Kaliteli, bilimsel ve parasız eğitim hak getire!
İşsizlikte sadece kriz dönemlerinde değil, “iyi zamanlarda” da dünya birincisisin.
3. Gözü biraz açılan işçilerinin eskiden tırnaklarını sökerdin. Gözaltında kaybetme neredeyse en kadim icadın.
Post modern zamanlarda ise sokak infazlarıyla, işsizlik ve açlıkla terbiye arasında bin tane numara çeviriyorsun.
Kendisini “dövlet” zanneden zübüklerle, alçaklarla dolu bir siyasetçi sınıfının elinde, bu muhteşem ülkeyi; bu iyisi, onurlusu, zekisi, çalışkanı hiçbir milletten az olmayan milleti yüz yıldır rezil etmişsin!
Bütün tarihin hırsız siyasetçilere, ülke kaynaklarını yağmalatmanın tarihi…

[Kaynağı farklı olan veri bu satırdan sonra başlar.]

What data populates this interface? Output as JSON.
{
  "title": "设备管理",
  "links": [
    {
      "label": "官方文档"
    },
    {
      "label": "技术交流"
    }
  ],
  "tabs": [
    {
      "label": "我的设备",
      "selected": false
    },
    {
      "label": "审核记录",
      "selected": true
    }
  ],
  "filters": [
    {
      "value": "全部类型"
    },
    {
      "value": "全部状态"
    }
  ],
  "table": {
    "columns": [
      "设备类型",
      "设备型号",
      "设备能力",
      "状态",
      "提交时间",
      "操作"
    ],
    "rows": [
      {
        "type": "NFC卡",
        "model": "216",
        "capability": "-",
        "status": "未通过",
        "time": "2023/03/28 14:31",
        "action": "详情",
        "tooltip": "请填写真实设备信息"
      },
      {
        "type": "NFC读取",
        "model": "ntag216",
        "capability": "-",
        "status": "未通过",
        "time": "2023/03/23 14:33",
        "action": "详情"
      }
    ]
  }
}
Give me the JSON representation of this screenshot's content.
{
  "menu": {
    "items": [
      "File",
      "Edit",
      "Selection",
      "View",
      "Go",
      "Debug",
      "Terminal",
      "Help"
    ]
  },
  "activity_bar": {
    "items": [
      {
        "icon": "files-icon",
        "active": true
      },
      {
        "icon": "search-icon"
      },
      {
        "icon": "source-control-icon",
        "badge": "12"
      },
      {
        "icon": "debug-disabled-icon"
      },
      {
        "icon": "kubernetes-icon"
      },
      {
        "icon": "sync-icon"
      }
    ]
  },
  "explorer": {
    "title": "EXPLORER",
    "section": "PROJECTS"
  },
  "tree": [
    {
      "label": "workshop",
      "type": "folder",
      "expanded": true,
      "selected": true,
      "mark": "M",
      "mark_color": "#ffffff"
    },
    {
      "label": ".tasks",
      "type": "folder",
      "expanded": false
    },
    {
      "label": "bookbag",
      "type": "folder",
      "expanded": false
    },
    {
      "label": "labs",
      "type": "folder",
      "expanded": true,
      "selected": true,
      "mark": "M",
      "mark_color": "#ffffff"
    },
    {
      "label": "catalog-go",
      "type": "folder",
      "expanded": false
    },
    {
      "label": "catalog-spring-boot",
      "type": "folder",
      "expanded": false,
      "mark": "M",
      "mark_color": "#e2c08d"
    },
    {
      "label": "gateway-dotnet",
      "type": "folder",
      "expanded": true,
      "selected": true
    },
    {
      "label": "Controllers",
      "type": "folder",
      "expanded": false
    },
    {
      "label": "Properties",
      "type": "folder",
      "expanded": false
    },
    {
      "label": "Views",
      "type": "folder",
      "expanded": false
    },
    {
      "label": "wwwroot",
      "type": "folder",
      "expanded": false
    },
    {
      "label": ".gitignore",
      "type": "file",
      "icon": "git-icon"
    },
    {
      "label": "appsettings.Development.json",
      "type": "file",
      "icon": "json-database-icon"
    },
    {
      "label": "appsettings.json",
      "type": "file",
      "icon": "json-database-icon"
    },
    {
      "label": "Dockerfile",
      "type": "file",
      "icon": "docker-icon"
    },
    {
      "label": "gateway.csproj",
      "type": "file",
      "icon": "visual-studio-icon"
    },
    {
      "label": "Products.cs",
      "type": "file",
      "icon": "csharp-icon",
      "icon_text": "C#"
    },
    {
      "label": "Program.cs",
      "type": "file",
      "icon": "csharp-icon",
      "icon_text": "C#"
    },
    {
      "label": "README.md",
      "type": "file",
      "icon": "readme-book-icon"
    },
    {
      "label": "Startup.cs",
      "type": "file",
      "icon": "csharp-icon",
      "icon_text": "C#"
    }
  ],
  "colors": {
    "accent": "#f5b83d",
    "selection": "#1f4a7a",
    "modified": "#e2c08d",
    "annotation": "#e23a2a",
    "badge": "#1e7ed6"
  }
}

Halka dayattığın ırkçı, dinci, devletçi zihniyet yüzünden ülkenin çok partili demokrasisi, faşizmin çeşitlerinden ibaret bir “demokrasi” çöplüğü olmuş.
4. Ve bir gün geliyor; milletin sana ihtiyacı oluyor.
Corona salgını evde kalmayı, katı bir izolasyonu zorunlu kılmasa, millet senin aslında sadece sırtındaki bir yük olduğunu bu kadar berrak şekilde görmeyecekti.
Tabii bugünkü iktidar, bu berrak kavrayışı daha da kolaylaştırdı.
Çünkü:
Salgını göre göre, toplu namazları, umreyi engellemeyerek;
Mültecileri Anadolu şehirlerinden toplayıp, sınır boylarına sürerek; oradan Anadolu şehirlerine yeniden dağıtarak;
İran sınırını kapatmayarak; New York başta olmak üzere uçak seferlerini, İtalya ile RORO seferlerini durdurmayarak; test kiti temin etmeyerek vb. vb. vb. halkın sağlığını koruma kapasitesi olmadığını ortaya koydu.
Halka “yağmurlu havada bir yudum su” vermeyeceğini ilk günden belli etti.
Halkın en yoksul kesiminin bir kısmına, en zor zamanda sadece 1000 TL desteği binbir merasimle verirken, hükümete yakın 5 müteahhide para yağdırmaya devam etti.
Kanal İstanbul ihalesine çıktı ve sadece bu yıl için bu projeye, yoksullara verdiğinin 4 katı bütçe ayırdı.
135 milyarlık işsizlik fonunu yediği ortaya çıktı.
Ve tam da bu esnada,
Millet canından geçmiş,
Çoluğumun çocuğumun karnını, bugün, yarın, üç gün sonra “nasıl doyururum?” derdinde iken;
Karada, havada ve denizde SARAYLARININ EFENDİSİ olan şahıs, muhalefetin yönetiminde olduğu belediyelerin halka yardımcı olmasını nasıl engellerimin peşine düştü.
“Halka ben yardımcı olmuyorum. Muhalefet de olmasın” anlayışıyla, muhalefet belediyelerinin hesaplarına el koydu. Ve halka yardım etme bahanesiyle halktan, başkasına değil, sadece kendi banka hesaplarına bağış yapmasını istedi.
İktidarın halka yardımcı olacağı esnada, halktan yardım isteme “el çabukluğu” bütün dünyaya parmak ısırttı.
15 Temmuz bağışlarının kaybedildiğini biliyorsunuz.
Deprem vergilerinin “indirildiğini” biliyorsunuz.
Dolayısıyla biliyorsunuz ki; iktidar, bu kampanyada birikenleri de, binlerce canımız toprağa verildikten ve bedeli canla ödendikten sonra tehlike geçer gibi olduğunda, yağmalamış olacak.
Parayı boş verin. Şu iki soru üzerinde düşünmeye başlamak paradan daha kıymetli:
Bir: Böyle bir devlete bir toplumun neden ihtiyacı olsun?
İki: En zor zamanda hiçbir ihtiyacımızı karşılamayan bu devleti ne yapmalıyız?